日本仕様はディーゼルターボ+マイルドハイブリッドのみの設定
いまやDセグメントのベンチマークとなったメルセデス・ベンツ Cクラス。その元祖となる「190(W201)」の登場が1982年だから、ちょうど40年前のことになる。この40年で(190を含めた)Cクラスは全世界で累計1050万台を販売し、W205(ワゴンはS205)と呼ばれる先代は全世界で約250万台、日本でも累計約10万台以上を販売している。
2021年に発表された新型Cクラス(W/S206)は、190から数えれば6代目、Cクラスという名が与えられてから5代目にあたる。世界的な半導体の供給不足の影響などでデリバリーが遅れてはいるが、日本での人気は上々。2022年2月末の段階で2000台強がオーナーの元に届けられ、そのうち半分強がディーゼル車だという。
そして今回、新たに加わったバリエーションがCクラス初のクロスオーバーモデル「オールテレイン」だ。日本仕様のオールテレインは2Lの直4ディーゼルターボにISG(インテグレーテッド スターター ジェネレーター)を組み合わせたマイルドハイブリッドのみの設定。ディーゼルとISGによる組み合わせは初となる。
今回は同じパワーユニットを搭載したC220d ステーションワゴン(以下、ワゴン)と同時に試乗することができたので、その違いも合わせて報告していこう。
先代のイメージを踏襲しながらもサイズ的にはひとまわり大きくなり、立派になったCクラス。もはやW210と呼ばれた2代目Eクラス(1995年発表)とほぼ同じくらいのサイズになった。

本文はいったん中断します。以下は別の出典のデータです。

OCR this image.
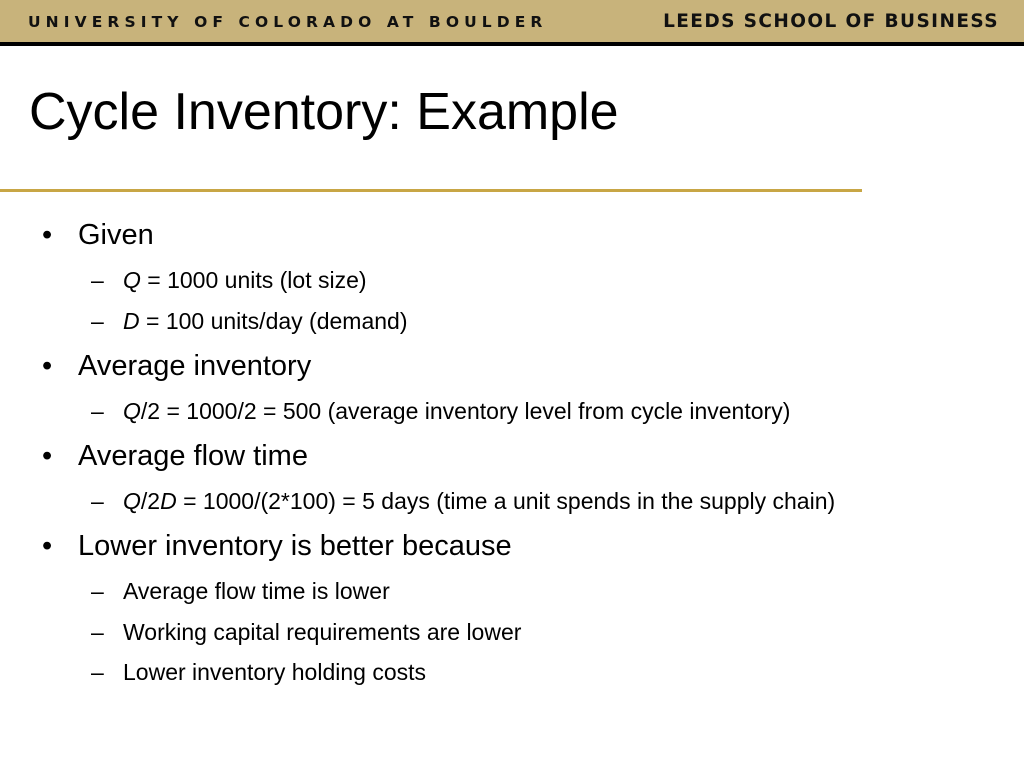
UNIVERSITY OF COLORADO AT BOULDER	LEEDS SCHOOL OF BUSINESS
Cycle Inventory: Example
• Given
– Q = 1000 units (lot size)
– D = 100 units/day (demand)
• Average inventory
– Q/2 = 1000/2 = 500 (average inventory level from cycle inventory)
• Average flow time
– Q/2D = 1000/(2*100) = 5 days (time a unit spends in the supply chain)
• Lower inventory is better because
– Average flow time is lower
– Working capital requirements are lower
– Lower inventory holding costs
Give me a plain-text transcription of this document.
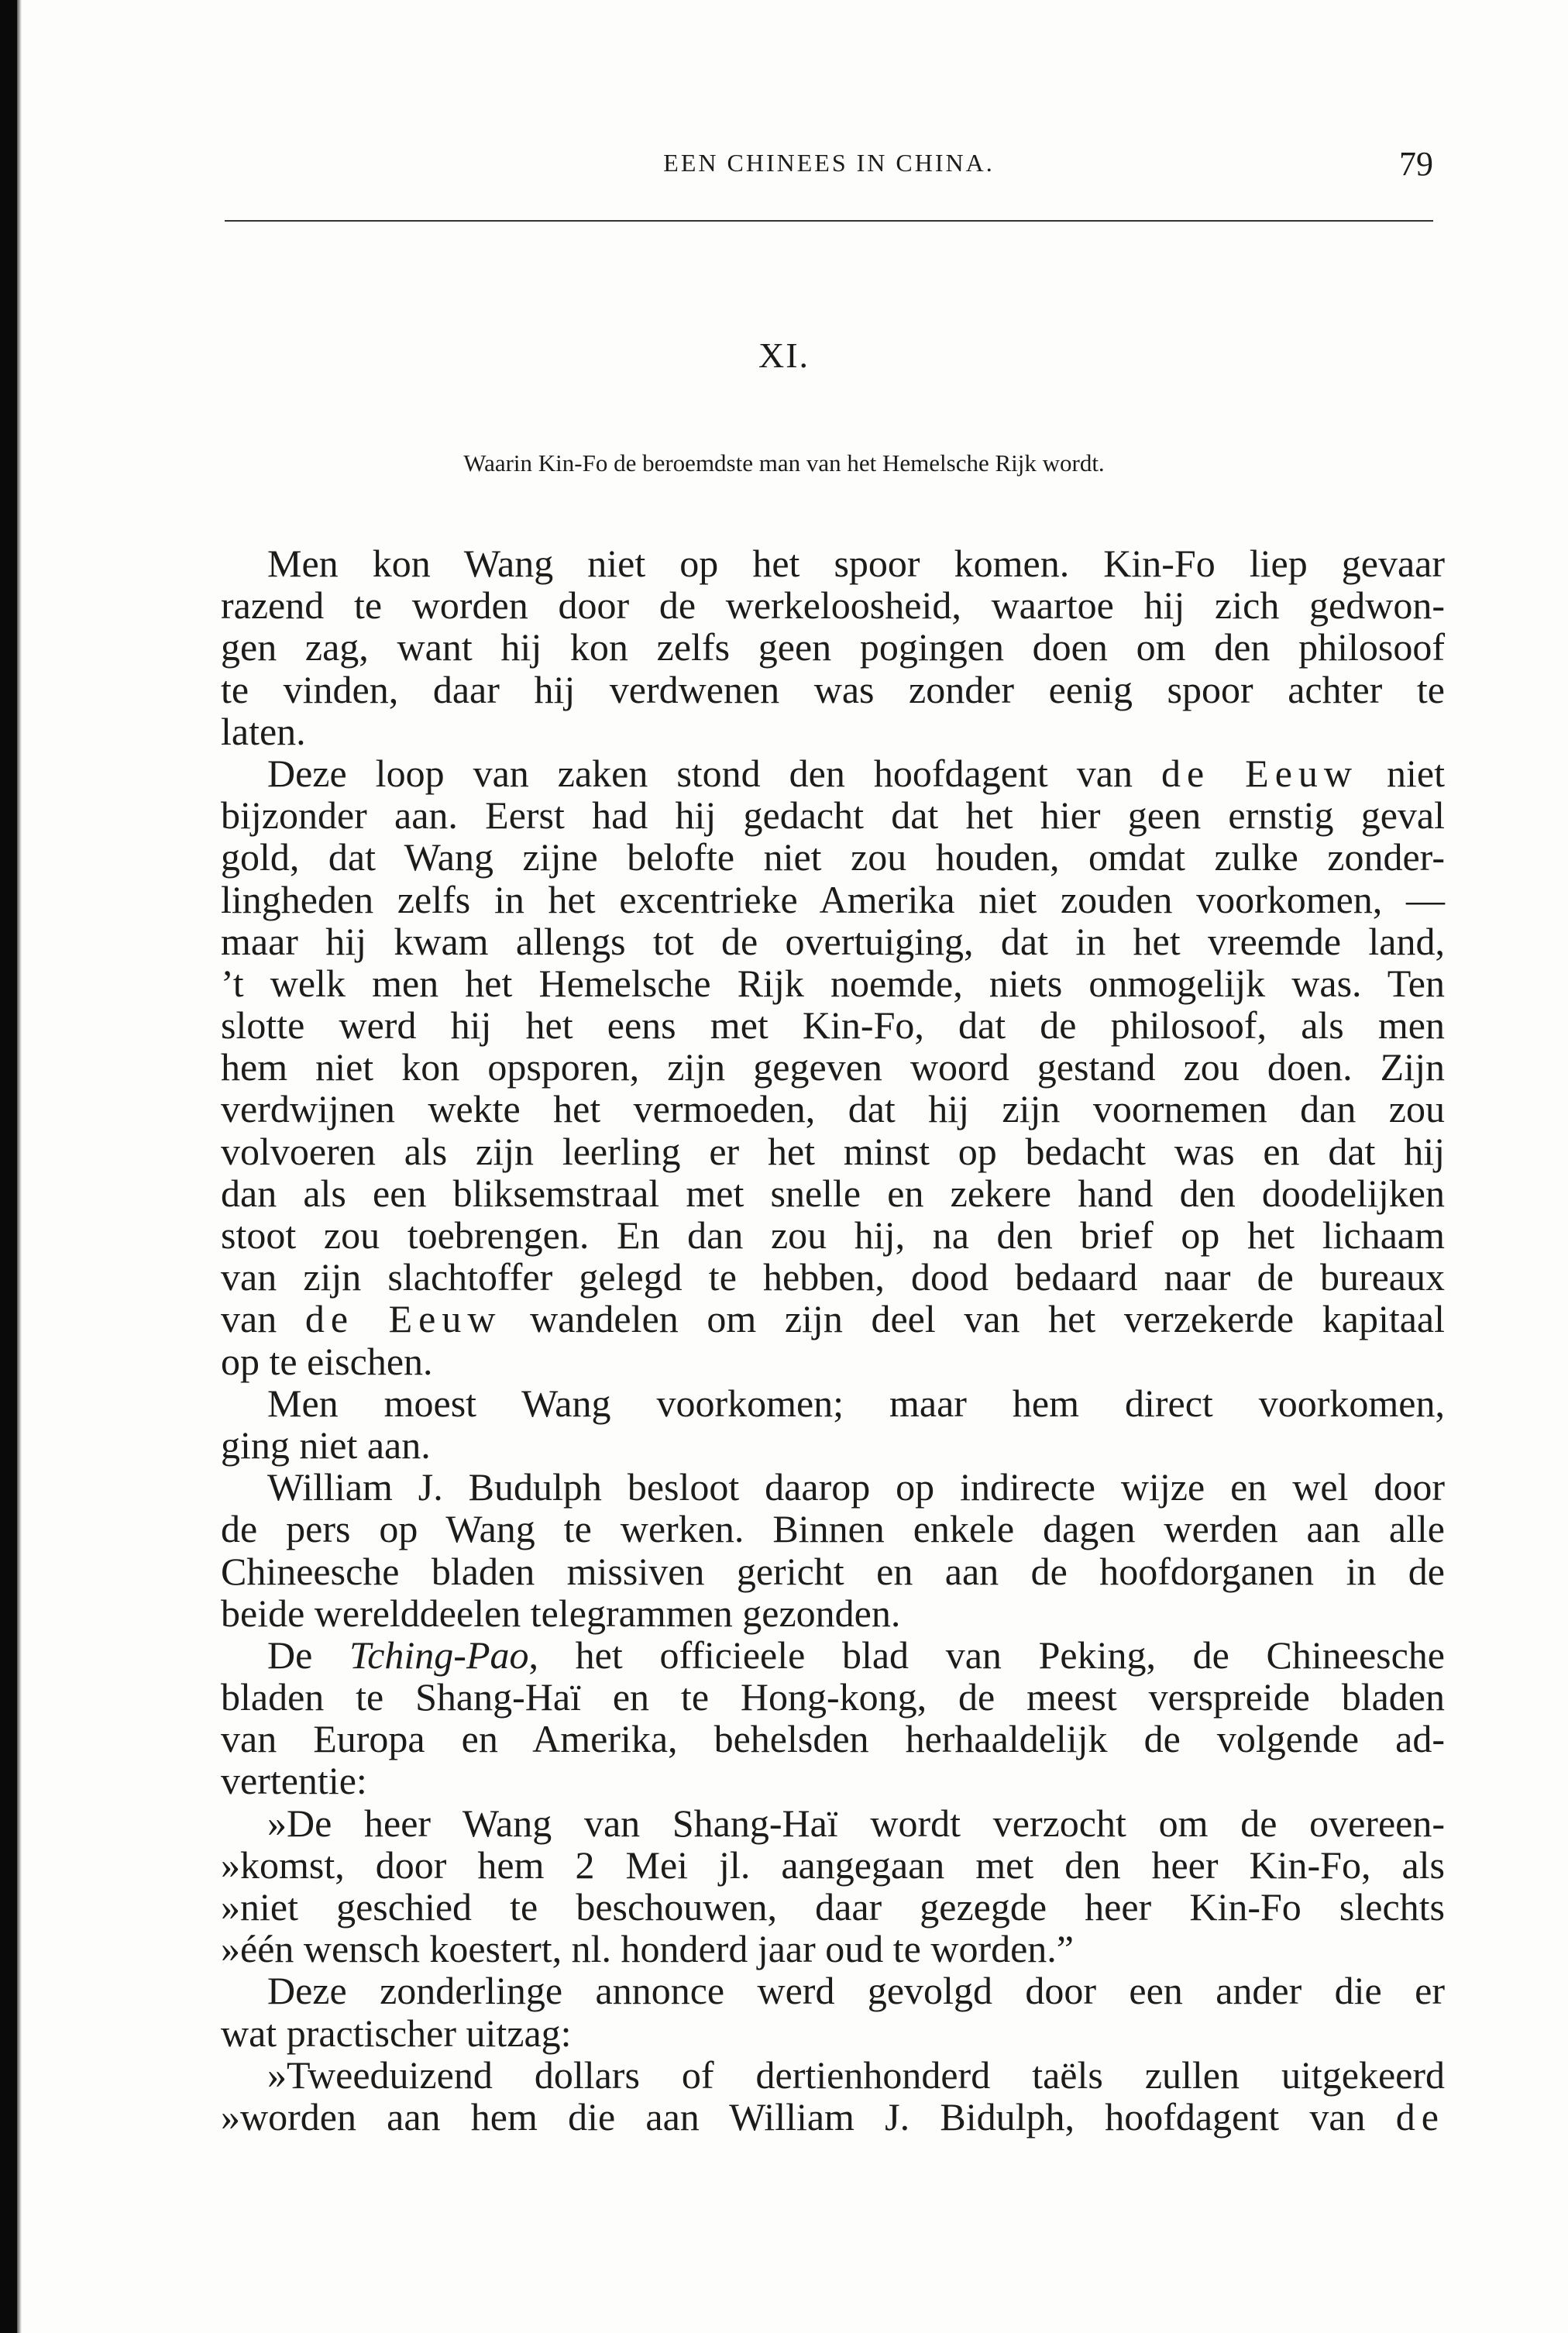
EEN CHINEES IN CHINA.	79
XI.
Waarin Kin-Fo de beroemdste man van het Hemelsche Rijk wordt.
Men kon Wang niet op het spoor komen. Kin-Fo liep gevaar
razend te worden door de werkeloosheid, waartoe hij zich gedwon-
gen zag, want hij kon zelfs geen pogingen doen om den philosoof
te vinden, daar hij verdwenen was zonder eenig spoor achter te
laten.
Deze loop van zaken stond den hoofdagent van de Eeuw niet
bijzonder aan. Eerst had hij gedacht dat het hier geen ernstig geval
gold, dat Wang zijne belofte niet zou houden, omdat zulke zonder-
lingheden zelfs in het excentrieke Amerika niet zouden voorkomen, —
maar hij kwam allengs tot de overtuiging, dat in het vreemde land,
’t welk men het Hemelsche Rijk noemde, niets onmogelijk was. Ten
slotte werd hij het eens met Kin-Fo, dat de philosoof, als men
hem niet kon opsporen, zijn gegeven woord gestand zou doen. Zijn
verdwijnen wekte het vermoeden, dat hij zijn voornemen dan zou
volvoeren als zijn leerling er het minst op bedacht was en dat hij
dan als een bliksemstraal met snelle en zekere hand den doodelijken
stoot zou toebrengen. En dan zou hij, na den brief op het lichaam
van zijn slachtoffer gelegd te hebben, dood bedaard naar de bureaux
van de Eeuw wandelen om zijn deel van het verzekerde kapitaal
op te eischen.
Men moest Wang voorkomen; maar hem direct voorkomen,
ging niet aan.
William J. Budulph besloot daarop op indirecte wijze en wel door
de pers op Wang te werken. Binnen enkele dagen werden aan alle
Chineesche bladen missiven gericht en aan de hoofdorganen in de
beide werelddeelen telegrammen gezonden.
De Tching-Pao, het officieele blad van Peking, de Chineesche
bladen te Shang-Haï en te Hong-kong, de meest verspreide bladen
van Europa en Amerika, behelsden herhaaldelijk de volgende ad-
vertentie:
»De heer Wang van Shang-Haï wordt verzocht om de overeen-
»komst, door hem 2 Mei jl. aangegaan met den heer Kin-Fo, als
»niet geschied te beschouwen, daar gezegde heer Kin-Fo slechts
»één wensch koestert, nl. honderd jaar oud te worden.”
Deze zonderlinge annonce werd gevolgd door een ander die er
wat practischer uitzag:
»Tweeduizend dollars of dertienhonderd taëls zullen uitgekeerd
»worden aan hem die aan William J. Bidulph, hoofdagent van de
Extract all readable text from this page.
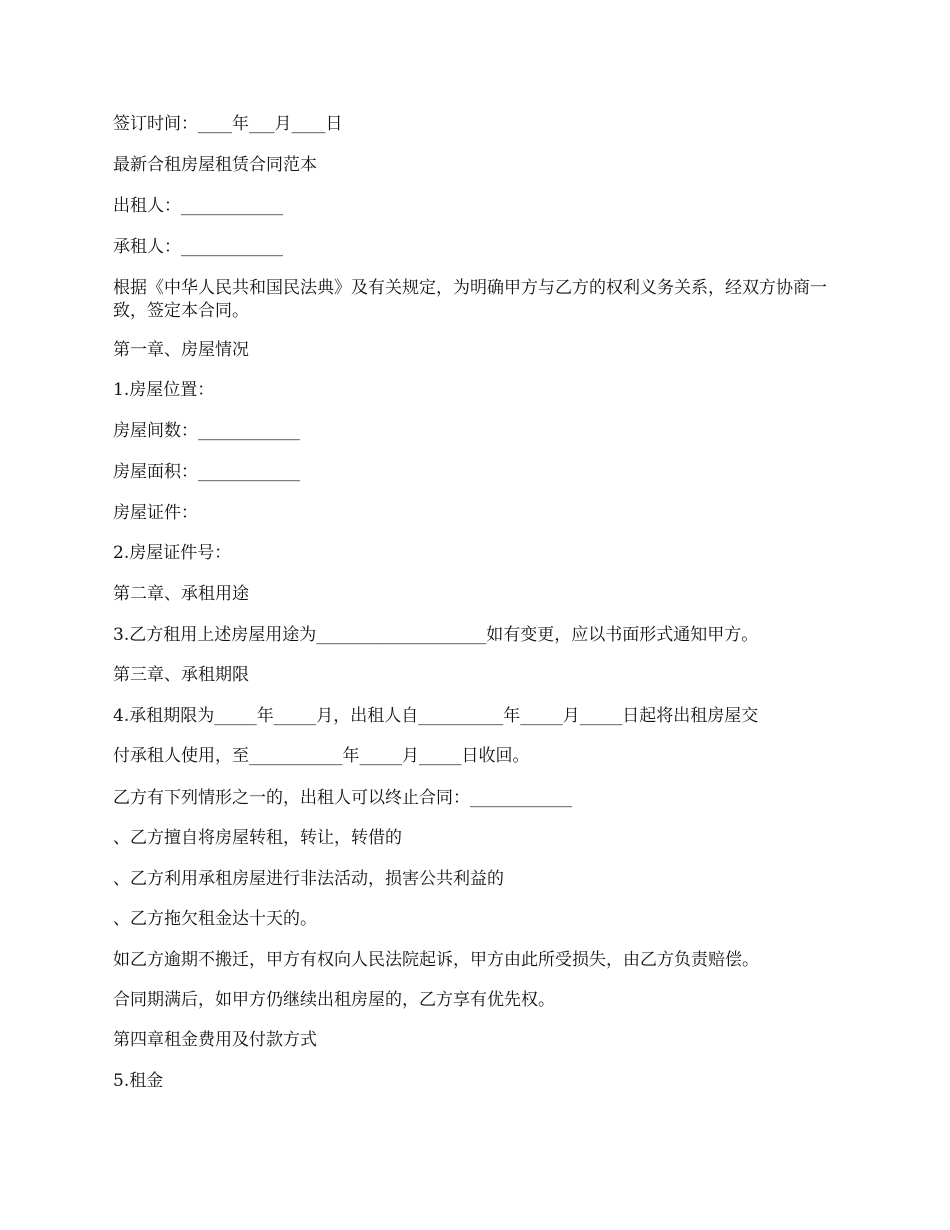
签订时间：____年___月____日
最新合租房屋租赁合同范本
出租人：____________
承租人：____________
根据《中华人民共和国民法典》及有关规定，为明确甲方与乙方的权利义务关系，经双方协商一致，签定本合同。
第一章、房屋情况
1.房屋位置：
房屋间数：____________
房屋面积：____________
房屋证件：
2.房屋证件号：
第二章、承租用途
3.乙方租用上述房屋用途为____________________如有变更，应以书面形式通知甲方。
第三章、承租期限
4.承租期限为_____年_____月，出租人自__________年_____月_____日起将出租房屋交
付承租人使用，至___________年_____月_____日收回。
乙方有下列情形之一的，出租人可以终止合同：____________
、乙方擅自将房屋转租，转让，转借的
、乙方利用承租房屋进行非法活动，损害公共利益的
、乙方拖欠租金达十天的。
如乙方逾期不搬迁，甲方有权向人民法院起诉，甲方由此所受损失，由乙方负责赔偿。
合同期满后，如甲方仍继续出租房屋的，乙方享有优先权。
第四章租金费用及付款方式
5.租金
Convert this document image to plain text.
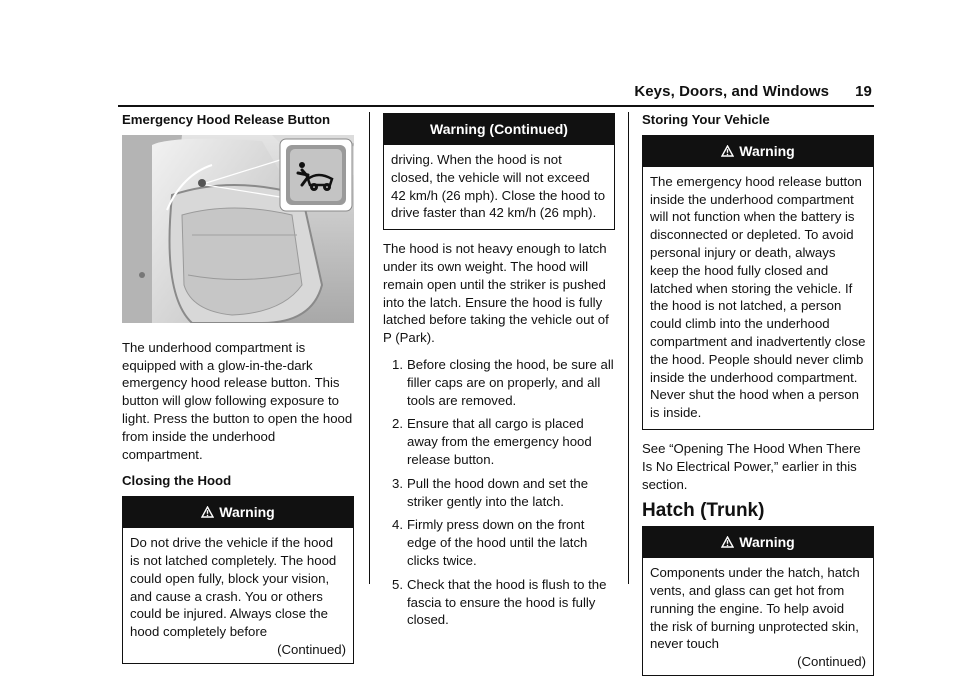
Keys, Doors, and Windows 19
Emergency Hood Release Button

The underhood compartment is equipped with a glow-in-the-dark emergency hood release button. This button will glow following exposure to light. Press the button to open the hood from inside the underhood compartment.

Closing the Hood
Warning

Do not drive the vehicle if the hood is not latched completely. The hood could open fully, block your vision, and cause a crash. You or others could be injured. Always close the hood completely before

(Continued)
Warning (Continued)

driving. When the hood is not closed, the vehicle will not exceed 42 km/h (26 mph). Close the hood to drive faster than 42 km/h (26 mph).

The hood is not heavy enough to latch under its own weight. The hood will remain open until the striker is pushed into the latch. Ensure the hood is fully latched before taking the vehicle out of P (Park).

1. Before closing the hood, be sure all filler caps are on properly, and all tools are removed.
2. Ensure that all cargo is placed away from the emergency hood release button.
3. Pull the hood down and set the striker gently into the latch.
4. Firmly press down on the front edge of the hood until the latch clicks twice.
5. Check that the hood is flush to the fascia to ensure the hood is fully closed.
Storing Your Vehicle
Warning

The emergency hood release button inside the underhood compartment will not function when the battery is disconnected or depleted. To avoid personal injury or death, always keep the hood fully closed and latched when storing the vehicle. If the hood is not latched, a person could climb into the underhood compartment and inadvertently close the hood. People should never climb inside the underhood compartment. Never shut the hood when a person is inside.

See “Opening The Hood When There Is No Electrical Power,” earlier in this section.

Hatch (Trunk)
Warning

Components under the hatch, hatch vents, and glass can get hot from running the engine. To help avoid the risk of burning unprotected skin, never touch

(Continued)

オールテレインはワゴンをベースに、ボディパネルなどを共通とするが、クロスオーバーらしいモディファイを施されている。フロントグリルはメルセデス・ベンツSUVに共通するシングルルーバーとし、前後バンパーとアンダーガードは専用パーツに、マットダークグレーのホイールアーチとサイドシルガードがボディを取り囲む。
なんといっても最大の違いは、40mm高められた最低地上高と、駆動方式は前45:後55の固定トルク配分のフルタイム4WD「4マティック(4MATIC)」を採用していることだ。ちなみに、新型Cクラス ワゴン(日本仕様)はFRのみの設定となっている。
オールテレインとワゴンを並べて比べると、確かに車高が高い(というか、最低地上高が大きい)とは感じるが、ワゴンを無理矢理クロスオーバーにしたような違和感はない。車高が上がったとはいえ立体駐車場に収まる高さだし、エクストラパーツによるサイズアップもほんのわずか。まさにクロスオーバー、ワゴンとSUVのイイトコ取りといった印象の外観だ。
インテリアは、基本的にワゴンと変わらない。Sクラスに続く最新世代デザインを採用し、12.3インチのコクピットディスプレイと11.9インチのメディアディスプレイを採用し、物理的スイッチを簡素化したコクピットは、扱い方を覚えてしまえば問題ない。ワゴンとの最大の違いは、ドライブモードに「オフロード」と「オフロード+」を備え、悪路走破性を高めている点だが、残念ながら今回はドライのオンロードのみでの試乗だったため、その効果を試す機会はなかった。